Collective signature. The association operates under a regime of collective signature requiring two authorised signatories (signature collective a deux). This ensures that no single individual can commit the organisation financially or legally without a second co-signatory’s approval — a governance safeguard standard among Swiss nonprofit institutions.

Board composition. The board (comite) comprises the President (Yanina Soumaré) and the Vice-President and Treasurer (Seydou Soumaré). Board members serve without compensation. All resources raised by the association are allocated to programme delivery, research, and operational costs — not to board remuneration.

General Assembly. The General Assembly (Assemblee generale) is the association’s supreme governing body. It convenes annually within six months of the fiscal year-end. The statutes permit virtual and multi-site assemblies, reflecting the association’s commitment to accessibility and its distributed operational model.

Dissolution. In the event of dissolution, any remaining assets are transferred to a nonprofit organisation pursuing a similar purpose. No assets may be returned to members. This provision ensures that contributions to CROWN’s mission remain permanently dedicated to the fight against identity-based discrimination.

Dual-Jurisdiction Operations

CROWN’s mission is European in scope.

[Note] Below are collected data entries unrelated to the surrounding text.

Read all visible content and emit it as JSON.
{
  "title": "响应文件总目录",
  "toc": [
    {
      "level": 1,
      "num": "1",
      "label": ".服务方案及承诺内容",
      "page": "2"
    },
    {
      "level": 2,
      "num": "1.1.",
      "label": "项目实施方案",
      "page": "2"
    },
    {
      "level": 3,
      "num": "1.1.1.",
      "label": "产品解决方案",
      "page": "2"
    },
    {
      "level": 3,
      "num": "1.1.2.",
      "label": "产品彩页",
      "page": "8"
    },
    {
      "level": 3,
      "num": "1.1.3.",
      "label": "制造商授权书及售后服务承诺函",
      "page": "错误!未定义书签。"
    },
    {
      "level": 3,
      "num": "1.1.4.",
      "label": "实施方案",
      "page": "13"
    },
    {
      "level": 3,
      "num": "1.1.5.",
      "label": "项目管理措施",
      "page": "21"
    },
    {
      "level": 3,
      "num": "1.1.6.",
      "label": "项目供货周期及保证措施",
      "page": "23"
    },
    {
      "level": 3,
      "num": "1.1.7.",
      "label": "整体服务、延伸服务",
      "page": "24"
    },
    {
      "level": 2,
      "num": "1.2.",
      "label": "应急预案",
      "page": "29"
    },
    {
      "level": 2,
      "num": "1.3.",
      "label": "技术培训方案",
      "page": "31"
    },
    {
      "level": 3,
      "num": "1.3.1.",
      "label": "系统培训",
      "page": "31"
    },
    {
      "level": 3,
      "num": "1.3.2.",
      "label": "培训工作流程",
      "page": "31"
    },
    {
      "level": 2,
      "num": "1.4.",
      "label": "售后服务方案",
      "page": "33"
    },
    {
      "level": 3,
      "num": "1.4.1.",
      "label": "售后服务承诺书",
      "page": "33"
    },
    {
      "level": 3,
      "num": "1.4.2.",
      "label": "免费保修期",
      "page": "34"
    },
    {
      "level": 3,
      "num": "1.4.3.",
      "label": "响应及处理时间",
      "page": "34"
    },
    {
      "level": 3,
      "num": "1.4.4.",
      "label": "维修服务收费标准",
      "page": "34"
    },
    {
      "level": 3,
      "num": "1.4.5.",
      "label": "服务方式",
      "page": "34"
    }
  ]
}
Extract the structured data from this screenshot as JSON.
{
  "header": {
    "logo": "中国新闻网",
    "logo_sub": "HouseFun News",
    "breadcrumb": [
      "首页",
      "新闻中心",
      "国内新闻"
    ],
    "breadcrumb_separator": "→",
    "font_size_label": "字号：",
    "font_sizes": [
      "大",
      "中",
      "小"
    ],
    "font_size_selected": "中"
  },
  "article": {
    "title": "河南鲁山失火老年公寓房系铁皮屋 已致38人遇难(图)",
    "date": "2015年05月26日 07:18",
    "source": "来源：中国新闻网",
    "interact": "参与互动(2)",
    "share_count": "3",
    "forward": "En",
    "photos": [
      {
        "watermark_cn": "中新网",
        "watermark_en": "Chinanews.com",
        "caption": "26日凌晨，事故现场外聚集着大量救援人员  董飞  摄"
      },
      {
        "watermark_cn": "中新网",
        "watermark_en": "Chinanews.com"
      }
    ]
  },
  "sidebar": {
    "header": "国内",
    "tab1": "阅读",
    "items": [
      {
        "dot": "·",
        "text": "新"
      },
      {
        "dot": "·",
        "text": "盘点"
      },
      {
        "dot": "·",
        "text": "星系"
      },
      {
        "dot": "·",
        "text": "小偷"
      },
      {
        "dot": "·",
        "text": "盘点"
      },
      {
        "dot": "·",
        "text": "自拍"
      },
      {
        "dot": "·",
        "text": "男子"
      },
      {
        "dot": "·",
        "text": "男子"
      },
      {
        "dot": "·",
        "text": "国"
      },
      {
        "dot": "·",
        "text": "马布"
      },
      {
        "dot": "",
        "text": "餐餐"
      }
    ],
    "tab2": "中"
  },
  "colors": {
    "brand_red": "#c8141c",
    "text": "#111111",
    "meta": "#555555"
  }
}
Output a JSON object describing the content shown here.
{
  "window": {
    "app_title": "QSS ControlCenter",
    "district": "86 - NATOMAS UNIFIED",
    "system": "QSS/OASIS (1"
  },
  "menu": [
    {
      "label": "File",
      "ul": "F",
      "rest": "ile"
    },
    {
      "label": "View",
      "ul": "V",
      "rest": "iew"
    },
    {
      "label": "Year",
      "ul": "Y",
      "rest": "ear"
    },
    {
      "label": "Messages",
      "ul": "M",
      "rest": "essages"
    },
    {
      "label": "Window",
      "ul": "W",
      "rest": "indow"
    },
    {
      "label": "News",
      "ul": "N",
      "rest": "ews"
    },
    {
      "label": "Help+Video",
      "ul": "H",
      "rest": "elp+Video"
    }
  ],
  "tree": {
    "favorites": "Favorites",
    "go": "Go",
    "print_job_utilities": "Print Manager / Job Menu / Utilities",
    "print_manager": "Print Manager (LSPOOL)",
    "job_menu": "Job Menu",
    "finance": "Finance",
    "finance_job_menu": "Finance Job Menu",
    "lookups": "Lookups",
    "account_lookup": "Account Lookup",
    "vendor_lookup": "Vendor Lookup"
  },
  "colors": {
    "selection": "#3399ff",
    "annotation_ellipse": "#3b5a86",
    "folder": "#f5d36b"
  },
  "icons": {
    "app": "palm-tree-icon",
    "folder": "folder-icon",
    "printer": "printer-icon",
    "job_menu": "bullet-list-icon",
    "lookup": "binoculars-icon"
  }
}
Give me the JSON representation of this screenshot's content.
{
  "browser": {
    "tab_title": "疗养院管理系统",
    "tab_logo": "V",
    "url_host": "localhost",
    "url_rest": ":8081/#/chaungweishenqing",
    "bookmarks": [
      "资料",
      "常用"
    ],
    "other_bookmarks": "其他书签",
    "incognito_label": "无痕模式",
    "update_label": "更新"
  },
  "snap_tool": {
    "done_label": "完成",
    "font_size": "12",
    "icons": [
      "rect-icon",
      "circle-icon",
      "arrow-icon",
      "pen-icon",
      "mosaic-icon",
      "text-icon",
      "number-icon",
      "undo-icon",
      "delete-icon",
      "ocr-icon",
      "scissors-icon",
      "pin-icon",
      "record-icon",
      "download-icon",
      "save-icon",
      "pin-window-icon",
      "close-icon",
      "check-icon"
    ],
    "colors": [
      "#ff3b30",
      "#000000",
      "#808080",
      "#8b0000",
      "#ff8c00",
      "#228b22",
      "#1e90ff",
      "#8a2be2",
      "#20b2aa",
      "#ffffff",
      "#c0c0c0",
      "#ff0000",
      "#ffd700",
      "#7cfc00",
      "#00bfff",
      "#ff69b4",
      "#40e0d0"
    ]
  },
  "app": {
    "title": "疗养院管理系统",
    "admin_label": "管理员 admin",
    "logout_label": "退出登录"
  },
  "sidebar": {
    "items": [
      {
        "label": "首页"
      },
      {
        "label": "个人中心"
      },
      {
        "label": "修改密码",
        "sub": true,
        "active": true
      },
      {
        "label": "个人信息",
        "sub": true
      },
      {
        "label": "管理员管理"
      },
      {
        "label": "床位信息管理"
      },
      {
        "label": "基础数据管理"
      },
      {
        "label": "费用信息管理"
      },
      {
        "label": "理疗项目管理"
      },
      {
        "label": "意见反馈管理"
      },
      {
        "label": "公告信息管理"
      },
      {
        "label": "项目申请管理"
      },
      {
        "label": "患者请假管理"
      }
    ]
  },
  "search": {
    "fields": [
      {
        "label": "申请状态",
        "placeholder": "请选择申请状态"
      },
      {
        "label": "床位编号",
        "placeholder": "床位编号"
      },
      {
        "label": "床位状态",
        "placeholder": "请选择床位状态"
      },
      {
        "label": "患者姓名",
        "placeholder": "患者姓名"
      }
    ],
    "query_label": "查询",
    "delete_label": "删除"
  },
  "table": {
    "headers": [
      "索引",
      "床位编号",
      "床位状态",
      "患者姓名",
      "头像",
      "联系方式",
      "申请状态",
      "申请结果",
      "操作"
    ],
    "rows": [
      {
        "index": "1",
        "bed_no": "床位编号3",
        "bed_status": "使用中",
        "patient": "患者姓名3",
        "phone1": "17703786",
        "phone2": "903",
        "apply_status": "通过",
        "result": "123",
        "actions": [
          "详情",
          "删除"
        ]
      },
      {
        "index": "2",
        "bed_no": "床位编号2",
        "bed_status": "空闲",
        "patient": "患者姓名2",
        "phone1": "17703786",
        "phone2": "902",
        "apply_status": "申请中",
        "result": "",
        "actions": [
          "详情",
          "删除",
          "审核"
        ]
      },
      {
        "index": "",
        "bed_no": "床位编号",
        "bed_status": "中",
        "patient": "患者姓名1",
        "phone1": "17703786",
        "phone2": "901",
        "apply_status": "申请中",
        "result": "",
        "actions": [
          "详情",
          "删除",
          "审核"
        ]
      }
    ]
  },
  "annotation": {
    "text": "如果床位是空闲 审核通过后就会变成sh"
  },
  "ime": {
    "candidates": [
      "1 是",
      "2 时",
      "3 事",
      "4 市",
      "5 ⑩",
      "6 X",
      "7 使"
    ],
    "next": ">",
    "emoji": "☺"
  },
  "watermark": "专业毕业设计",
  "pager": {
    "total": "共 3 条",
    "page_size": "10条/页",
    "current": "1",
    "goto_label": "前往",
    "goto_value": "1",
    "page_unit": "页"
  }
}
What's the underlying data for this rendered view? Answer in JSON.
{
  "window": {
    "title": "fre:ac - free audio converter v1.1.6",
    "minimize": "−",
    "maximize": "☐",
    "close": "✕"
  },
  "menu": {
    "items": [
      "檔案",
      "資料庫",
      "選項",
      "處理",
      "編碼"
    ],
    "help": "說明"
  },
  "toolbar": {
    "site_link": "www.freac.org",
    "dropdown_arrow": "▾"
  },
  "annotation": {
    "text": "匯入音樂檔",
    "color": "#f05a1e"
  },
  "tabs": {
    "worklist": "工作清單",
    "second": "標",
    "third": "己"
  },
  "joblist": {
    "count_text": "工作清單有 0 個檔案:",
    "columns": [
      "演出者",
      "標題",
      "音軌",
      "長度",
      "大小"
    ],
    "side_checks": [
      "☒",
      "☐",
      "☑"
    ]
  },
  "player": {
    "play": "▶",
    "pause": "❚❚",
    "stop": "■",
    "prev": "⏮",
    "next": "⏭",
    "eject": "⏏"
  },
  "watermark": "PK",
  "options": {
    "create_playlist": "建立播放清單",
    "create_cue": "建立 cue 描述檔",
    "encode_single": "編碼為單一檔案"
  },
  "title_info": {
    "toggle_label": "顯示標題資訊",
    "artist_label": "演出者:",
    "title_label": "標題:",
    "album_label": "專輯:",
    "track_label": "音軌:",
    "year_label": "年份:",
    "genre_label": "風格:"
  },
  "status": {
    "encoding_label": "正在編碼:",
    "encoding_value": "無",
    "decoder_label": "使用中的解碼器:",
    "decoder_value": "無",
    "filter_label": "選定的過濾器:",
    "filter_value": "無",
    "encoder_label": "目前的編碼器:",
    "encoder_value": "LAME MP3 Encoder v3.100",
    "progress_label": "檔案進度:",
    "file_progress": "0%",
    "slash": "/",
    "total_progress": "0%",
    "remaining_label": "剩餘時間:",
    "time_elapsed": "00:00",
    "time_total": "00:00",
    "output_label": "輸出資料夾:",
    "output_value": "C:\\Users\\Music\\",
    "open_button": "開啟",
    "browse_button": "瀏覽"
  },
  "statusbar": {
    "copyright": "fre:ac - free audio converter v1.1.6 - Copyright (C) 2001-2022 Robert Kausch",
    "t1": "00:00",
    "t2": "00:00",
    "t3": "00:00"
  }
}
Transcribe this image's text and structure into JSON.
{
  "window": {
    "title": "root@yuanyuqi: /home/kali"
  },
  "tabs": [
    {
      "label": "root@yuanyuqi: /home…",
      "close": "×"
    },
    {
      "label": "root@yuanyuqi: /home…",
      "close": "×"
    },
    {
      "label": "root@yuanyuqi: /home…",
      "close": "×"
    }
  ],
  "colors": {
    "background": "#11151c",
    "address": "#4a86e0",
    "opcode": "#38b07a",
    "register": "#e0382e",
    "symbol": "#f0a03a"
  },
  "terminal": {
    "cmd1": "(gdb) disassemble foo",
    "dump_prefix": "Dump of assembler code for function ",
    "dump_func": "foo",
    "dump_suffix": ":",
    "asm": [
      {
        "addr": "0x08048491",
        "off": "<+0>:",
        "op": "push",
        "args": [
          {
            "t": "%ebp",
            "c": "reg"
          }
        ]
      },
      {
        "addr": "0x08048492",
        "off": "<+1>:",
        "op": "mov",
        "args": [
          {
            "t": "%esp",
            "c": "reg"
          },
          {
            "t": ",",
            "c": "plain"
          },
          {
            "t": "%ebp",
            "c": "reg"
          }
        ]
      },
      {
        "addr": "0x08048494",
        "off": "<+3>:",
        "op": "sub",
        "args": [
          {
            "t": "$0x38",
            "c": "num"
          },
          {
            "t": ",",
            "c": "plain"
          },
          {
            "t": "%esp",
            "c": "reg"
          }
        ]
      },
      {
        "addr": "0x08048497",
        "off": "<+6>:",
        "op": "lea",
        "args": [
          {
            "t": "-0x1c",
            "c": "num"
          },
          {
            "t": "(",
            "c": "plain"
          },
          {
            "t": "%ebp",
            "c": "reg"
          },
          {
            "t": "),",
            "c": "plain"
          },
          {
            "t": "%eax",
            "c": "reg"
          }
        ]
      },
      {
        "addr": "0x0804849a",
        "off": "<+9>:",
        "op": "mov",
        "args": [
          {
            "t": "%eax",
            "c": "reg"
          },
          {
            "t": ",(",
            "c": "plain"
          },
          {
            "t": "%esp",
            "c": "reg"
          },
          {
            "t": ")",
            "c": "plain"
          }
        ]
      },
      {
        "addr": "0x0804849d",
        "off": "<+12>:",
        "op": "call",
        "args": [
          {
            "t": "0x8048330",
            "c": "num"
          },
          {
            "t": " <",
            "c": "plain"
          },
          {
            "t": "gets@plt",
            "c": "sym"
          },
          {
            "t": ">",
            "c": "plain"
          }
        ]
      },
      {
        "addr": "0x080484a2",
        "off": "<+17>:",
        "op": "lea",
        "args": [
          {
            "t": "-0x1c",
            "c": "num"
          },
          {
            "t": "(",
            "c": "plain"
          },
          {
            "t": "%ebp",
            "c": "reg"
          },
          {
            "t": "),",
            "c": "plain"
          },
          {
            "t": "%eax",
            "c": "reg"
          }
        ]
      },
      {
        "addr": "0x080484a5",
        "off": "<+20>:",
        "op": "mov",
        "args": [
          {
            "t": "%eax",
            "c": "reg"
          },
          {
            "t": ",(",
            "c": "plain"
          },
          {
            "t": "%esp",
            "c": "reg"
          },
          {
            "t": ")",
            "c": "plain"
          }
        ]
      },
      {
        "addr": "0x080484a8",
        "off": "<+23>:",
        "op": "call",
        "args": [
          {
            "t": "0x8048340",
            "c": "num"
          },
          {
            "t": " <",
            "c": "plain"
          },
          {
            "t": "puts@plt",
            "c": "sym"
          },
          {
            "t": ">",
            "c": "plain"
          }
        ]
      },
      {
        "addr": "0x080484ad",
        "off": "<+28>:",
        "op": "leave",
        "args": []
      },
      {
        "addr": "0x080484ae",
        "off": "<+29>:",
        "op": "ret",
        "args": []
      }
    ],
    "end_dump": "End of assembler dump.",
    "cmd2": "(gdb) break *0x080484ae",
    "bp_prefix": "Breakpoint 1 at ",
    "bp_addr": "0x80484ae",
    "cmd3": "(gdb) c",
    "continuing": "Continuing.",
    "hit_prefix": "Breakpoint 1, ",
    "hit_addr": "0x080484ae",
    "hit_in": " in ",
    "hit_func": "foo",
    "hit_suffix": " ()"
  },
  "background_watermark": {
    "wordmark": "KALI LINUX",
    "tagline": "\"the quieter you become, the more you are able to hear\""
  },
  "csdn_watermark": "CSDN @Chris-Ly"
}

While the association’s legal seat and primary governance remain in Geneva, CROWN is planning the establishment of a complementary entity in France under the association loi 1901 framework, targeted for Q3 2026. This dual-jurisdiction structure serves three purposes:

First, it enables CROWN to access French research funding mechanisms and operate within the French philanthropic framework, where the mecenat system provides donors with a 60 per cent tax deduction on contributions up to EUR 2 million.

Second, it positions CROWN to support France’s legislative process on hair discrimination — the Proposition de loi Serva — with locally generated CDI data and research partnerships with French academic institutions.

Third, it creates an operational base for CROWN’s corporate training programmes and salon partnerships in the French market, the largest in continental Europe for textured hair care.

Transparency

CROWN is committed to the governance standards that its institutional partners — the University of Geneva, ETH Zürich, potential grant-making bodies — expect of a research-driven nonprofit. This includes annual financial reporting to the General Assembly, adherence to Swiss accounting standards for nonprofit organisations, and compliance with both Swiss and EU data protection regulations (GDPR and nDSG) in all research activities.

Our statutes, team biographies, and theory of change are published on this site. As CROWN’s research programme matures, we will publish annual impact reports documenting progress against the quantifiable milestones defined in our mission.